The Prague Society works in conjunction with the Global Panel Foundation with which it hosts the Hanno R. Ellenbogen Citizenship Award given annually since the year 2000. The Award honours dedication to - and achievement in - public service particularly in Central Europe. Its respected unorthodox methods have attracted and retained many international ties world-wide. In addition to its international endeavours, the Prague Society also publishes a newsletter that is distributed to the local population in the Czech Republic and other international publications.

==Past events==
- 10 September 2020: Public Policy Dinner at the Residence of Royal Thai Embassy - discussions touching on foreign relations of the Czech Republic.
- 30 March 2019: the Prague Society and Global Panel Foundation hosted an event allowing students form UNYP to discuss and comment on the European Elections with the cooperation of the Embassy of Greece in Prague.

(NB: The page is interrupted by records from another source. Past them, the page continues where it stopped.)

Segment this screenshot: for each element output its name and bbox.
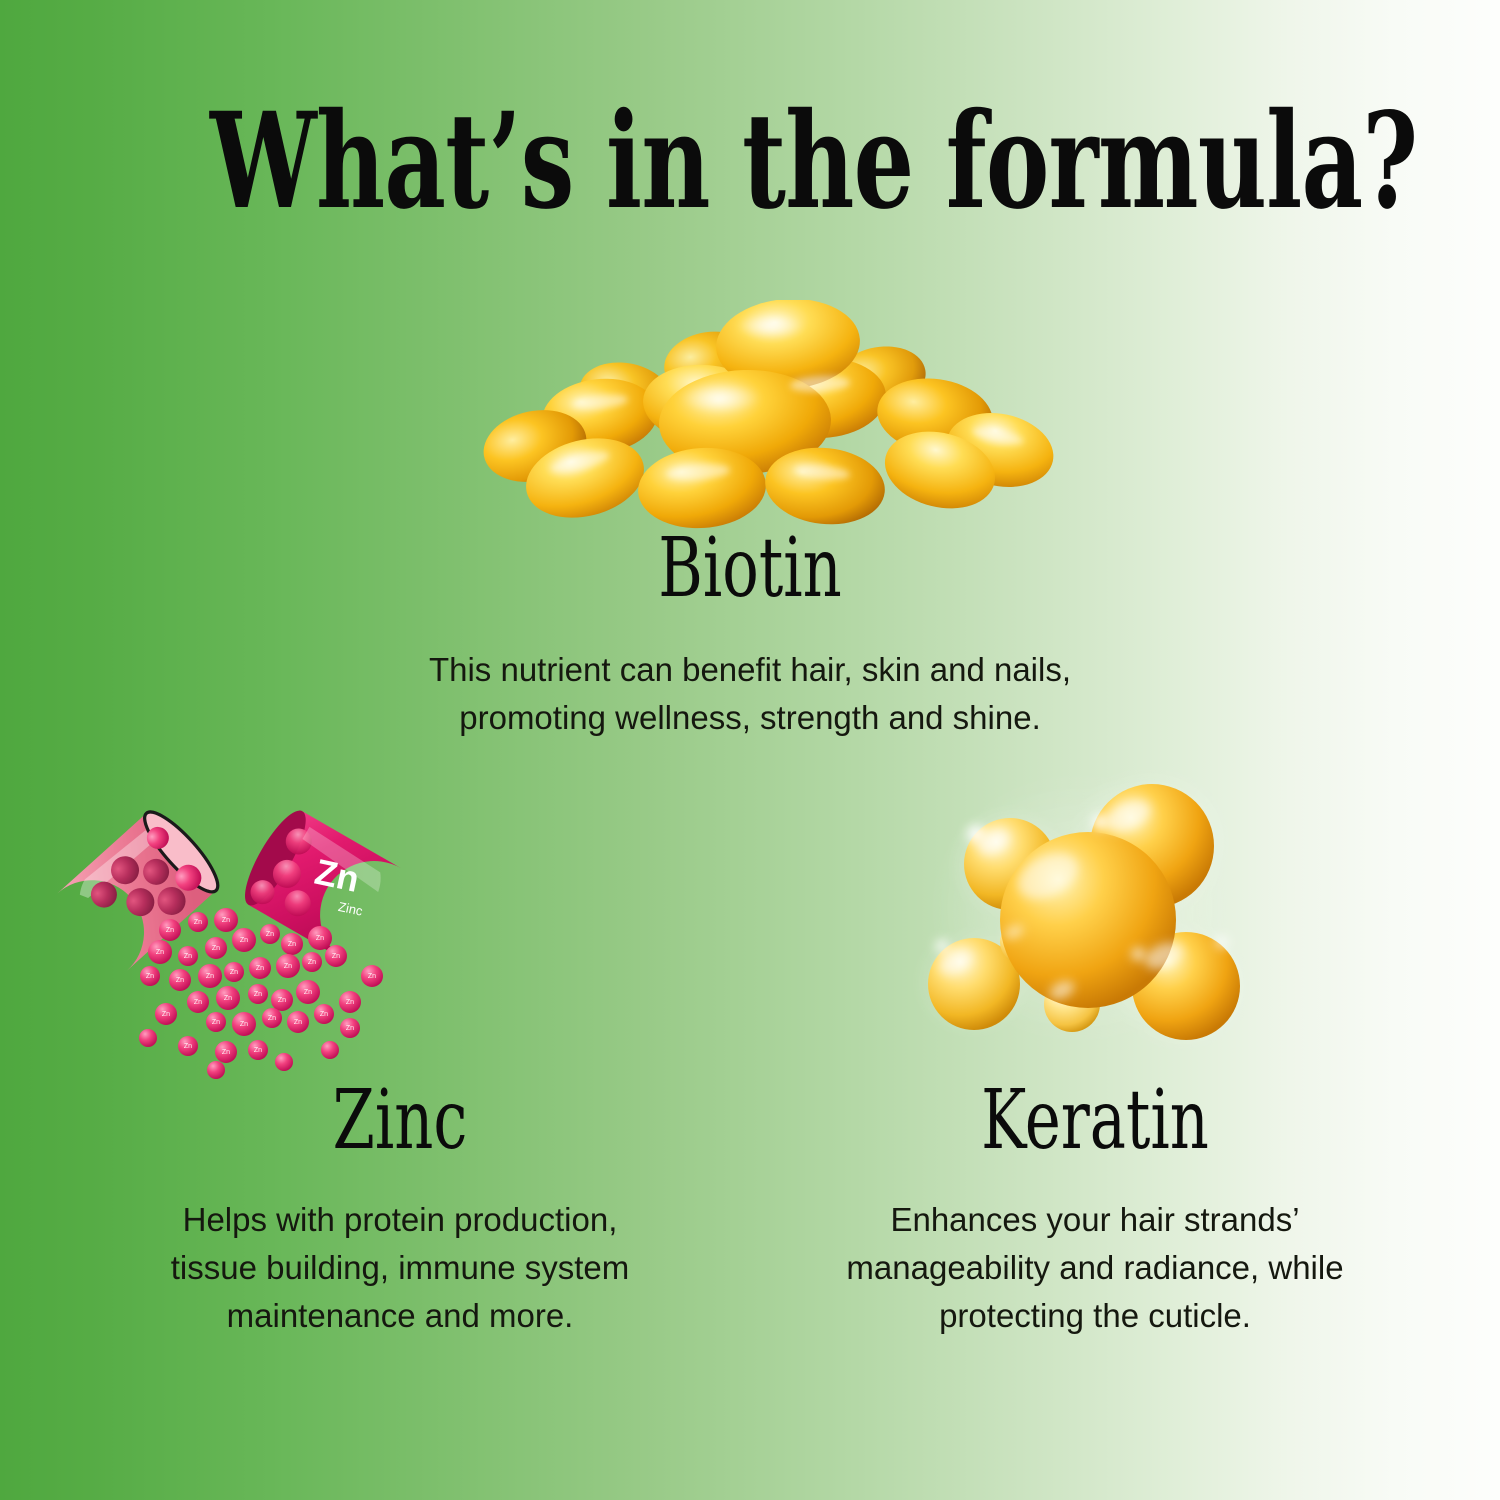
poster-canvas: What’s in the formula?	[0, 0, 1500, 1500]
zinc-bead-symbol: Zn	[266, 931, 274, 938]
ingredient-description-keratin: Enhances your hair strands’ manageabilit…	[730, 1196, 1460, 1340]
ingredient-name-biotin: Biotin	[380, 528, 1120, 610]
ingredient-name-keratin: Keratin	[825, 1080, 1365, 1162]
zinc-bead-symbol: Zn	[288, 941, 296, 948]
zinc-bead-symbol: Zn	[222, 1049, 230, 1056]
ingredient-card-biotin: Biotin This nutrient can benefit hair, s…	[250, 300, 1250, 742]
zinc-bead-symbol: Zn	[268, 1015, 276, 1022]
zinc-bead-symbol: Zn	[212, 945, 220, 952]
zinc-bead-symbol: Zn	[320, 1011, 328, 1018]
zinc-bead-symbol: Zn	[166, 927, 174, 934]
zinc-bead-symbol: Zn	[254, 1047, 262, 1054]
zinc-bead-symbol: Zn	[184, 953, 192, 960]
zinc-bead-symbol: Zn	[256, 965, 264, 972]
zinc-bead-symbol: Zn	[156, 949, 164, 956]
ingredient-card-zinc: Zn Zinc ZnZnZnZnZnZnZnZnZnZnZnZnZnZnZnZn…	[20, 770, 780, 1340]
zinc-bead-symbol: Zn	[332, 953, 340, 960]
zinc-bead-symbol: Zn	[278, 997, 286, 1004]
zinc-bead-symbol: Zn	[176, 977, 184, 984]
ingredient-card-keratin: Keratin Enhances your hair strands’ mana…	[730, 770, 1460, 1340]
zinc-bead-symbol: Zn	[162, 1011, 170, 1018]
zinc-bead-symbol: Zn	[206, 973, 214, 980]
zinc-bead	[321, 1041, 339, 1059]
zinc-bead-symbol: Zn	[294, 1019, 302, 1026]
zinc-bead-symbol: Zn	[194, 999, 202, 1006]
zinc-bead-symbol: Zn	[308, 959, 316, 966]
zinc-bead-symbol: Zn	[368, 973, 376, 980]
zinc-capsule-illustration: Zn Zinc ZnZnZnZnZnZnZnZnZnZnZnZnZnZnZnZn…	[20, 770, 780, 1090]
zinc-bead	[207, 1061, 225, 1079]
zinc-bead-symbol: Zn	[316, 935, 324, 942]
zinc-bead-symbol: Zn	[146, 973, 154, 980]
ingredient-description-zinc: Helps with protein production, tissue bu…	[20, 1196, 780, 1340]
capsule-name-label: Zinc	[337, 899, 365, 919]
zinc-bead-symbol: Zn	[284, 963, 292, 970]
zinc-bead-symbol: Zn	[230, 969, 238, 976]
zinc-bead-symbol: Zn	[224, 995, 232, 1002]
zinc-bead-symbol: Zn	[222, 917, 230, 924]
spilled-zinc-beads: ZnZnZnZnZnZnZnZnZnZnZnZnZnZnZnZnZnZnZnZn…	[139, 908, 383, 1079]
zinc-bead-symbol: Zn	[184, 1043, 192, 1050]
zinc-bead-symbol: Zn	[346, 999, 354, 1006]
molecule-sphere-center	[1000, 832, 1176, 1008]
zinc-bead	[139, 1029, 157, 1047]
zinc-bead-symbol: Zn	[304, 989, 312, 996]
page-title: What’s in the formula?	[210, 96, 1290, 228]
zinc-bead	[275, 1053, 293, 1071]
zinc-bead-symbol: Zn	[194, 919, 202, 926]
ingredient-description-biotin: This nutrient can benefit hair, skin and…	[250, 646, 1250, 742]
keratin-molecule-illustration	[730, 770, 1460, 1090]
zinc-bead-symbol: Zn	[240, 1021, 248, 1028]
zinc-bead-symbol: Zn	[240, 937, 248, 944]
softgel-capsules-illustration	[250, 300, 1250, 530]
zinc-bead-symbol: Zn	[346, 1025, 354, 1032]
ingredient-name-zinc: Zinc	[119, 1080, 681, 1162]
zinc-bead-symbol: Zn	[254, 991, 262, 998]
zinc-bead-symbol: Zn	[212, 1019, 220, 1026]
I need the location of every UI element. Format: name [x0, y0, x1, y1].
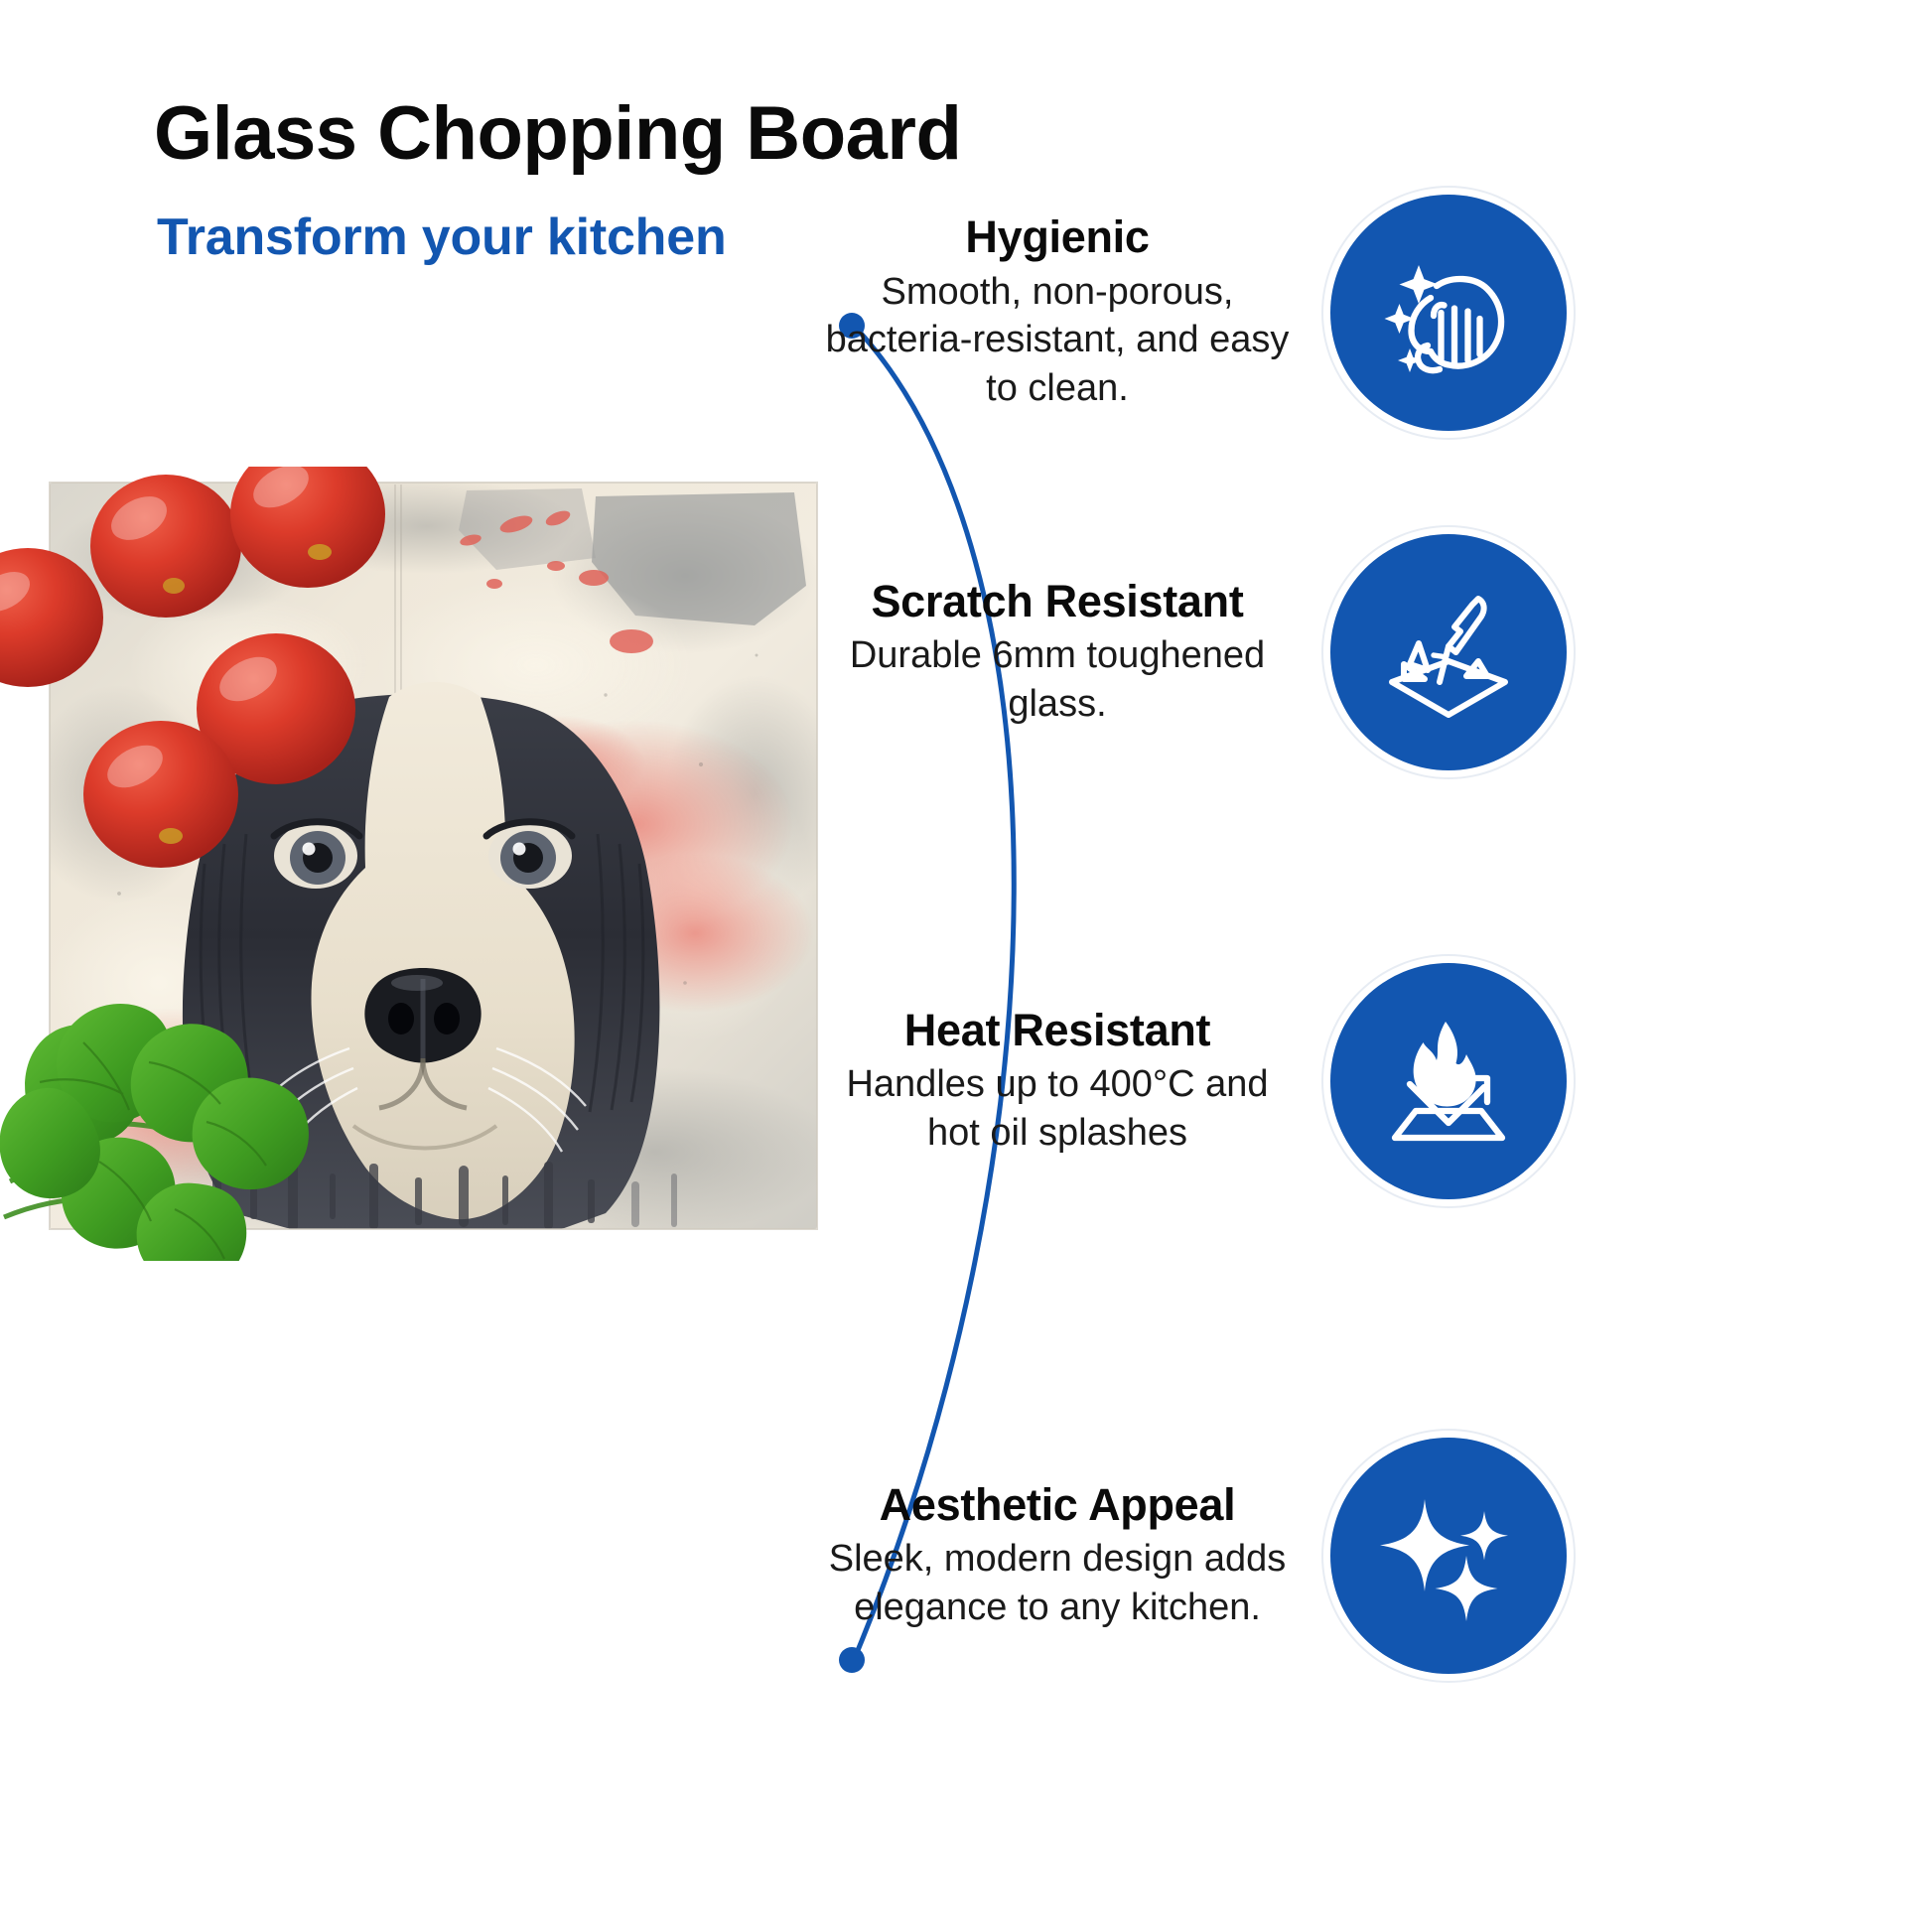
feature-description: Durable 6mm toughened glass. [824, 631, 1291, 728]
feature-heading: Hygienic [965, 212, 1149, 262]
sparkles-icon [1330, 1438, 1567, 1674]
page-title: Glass Chopping Board [154, 94, 961, 174]
feature-aesthetic-appeal: Aesthetic Appeal Sleek, modern design ad… [824, 1438, 1567, 1674]
knife-scratch-surface-icon [1330, 534, 1567, 770]
feature-text: Aesthetic Appeal Sleek, modern design ad… [824, 1480, 1291, 1632]
feature-heading: Heat Resistant [904, 1006, 1210, 1055]
infographic-canvas: Glass Chopping Board Transform your kitc… [0, 0, 1932, 1932]
feature-text: Hygienic Smooth, non-porous, bacteria-re… [824, 212, 1291, 412]
feature-heading: Scratch Resistant [871, 577, 1243, 626]
feature-text: Heat Resistant Handles up to 400°C and h… [824, 1006, 1291, 1158]
tomato [90, 475, 241, 618]
feature-heat-resistant: Heat Resistant Handles up to 400°C and h… [824, 963, 1567, 1199]
feature-hygienic: Hygienic Smooth, non-porous, bacteria-re… [824, 195, 1567, 431]
tomato [83, 721, 238, 868]
hand-wipe-sparkle-icon [1330, 195, 1567, 431]
feature-description: Sleek, modern design adds elegance to an… [824, 1535, 1291, 1631]
feature-heading: Aesthetic Appeal [880, 1480, 1236, 1530]
feature-scratch-resistant: Scratch Resistant Durable 6mm toughened … [824, 534, 1567, 770]
feature-description: Handles up to 400°C and hot oil splashes [824, 1060, 1291, 1157]
product-image [0, 467, 854, 1261]
dog-nose [364, 968, 481, 1063]
page-subtitle: Transform your kitchen [157, 210, 727, 265]
feature-text: Scratch Resistant Durable 6mm toughened … [824, 577, 1291, 729]
flame-heat-deflect-icon [1330, 963, 1567, 1199]
feature-description: Smooth, non-porous, bacteria-resistant, … [824, 268, 1291, 413]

- 7 June 2017: The Prague Society organised a Public Policy Discussion hosted by H.E. Dr. Alberts Sarkanis at the Latvian Embassy.
- 28 January 2013: Global Panel and Prague Society support call for the impeachment of the President of the Czech Republic, Václav Klaus.
- 12 January 2013: Prague Society honors the passing of Yuri M. Schmidt.
- 12 October 2012: Prague Society honors the passing of Geraldine Mucha.
- 23 August 2011: Prague Society honors the passing of Jack Layton.
- 5 March 2011: Prague Society honors the passing of Jan Zajíc in Vítkov.
- 25 January 2011: Prague Society presents the Hanno R. Ellenbogen Citizenship Award to the Polish journalist and former dissident Adam Michnik.
- 23 June 2010: Radio Free Europe/Radio Liberty was a round table event with Yuri Schmidt as the honorary guest speaker. Yuri Schmidt was the founder of the Committee of Russian Lawyers in Defense of Human Rights.
- 28 January 2010: Round table event located at the Romanian Embassy in Prague, Czech Republic. Special guest of honor Juraj Chmiel, who will replace Štefan Füle as the Czech European affairs minister.
- 14 February 2009: Round table and public policy dinner with U.S. General Wesley Clark, former supreme allied commander of Europe. General Clark pushed for NATO membership of Central European nations like Hungary, Poland, and the Czech Republic after the fall of the Iron Curtain. During the round table discussion topics such as "energy security, Middle East missile defense and other international issues," were discussed.
- December 2004: Prague Society presents the Hanno R. Ellenbogen Citizenship Award to former NATO Secretary Baron Robertson of Port Ellen, who donated the financial reward of 150000kc to David Hodan.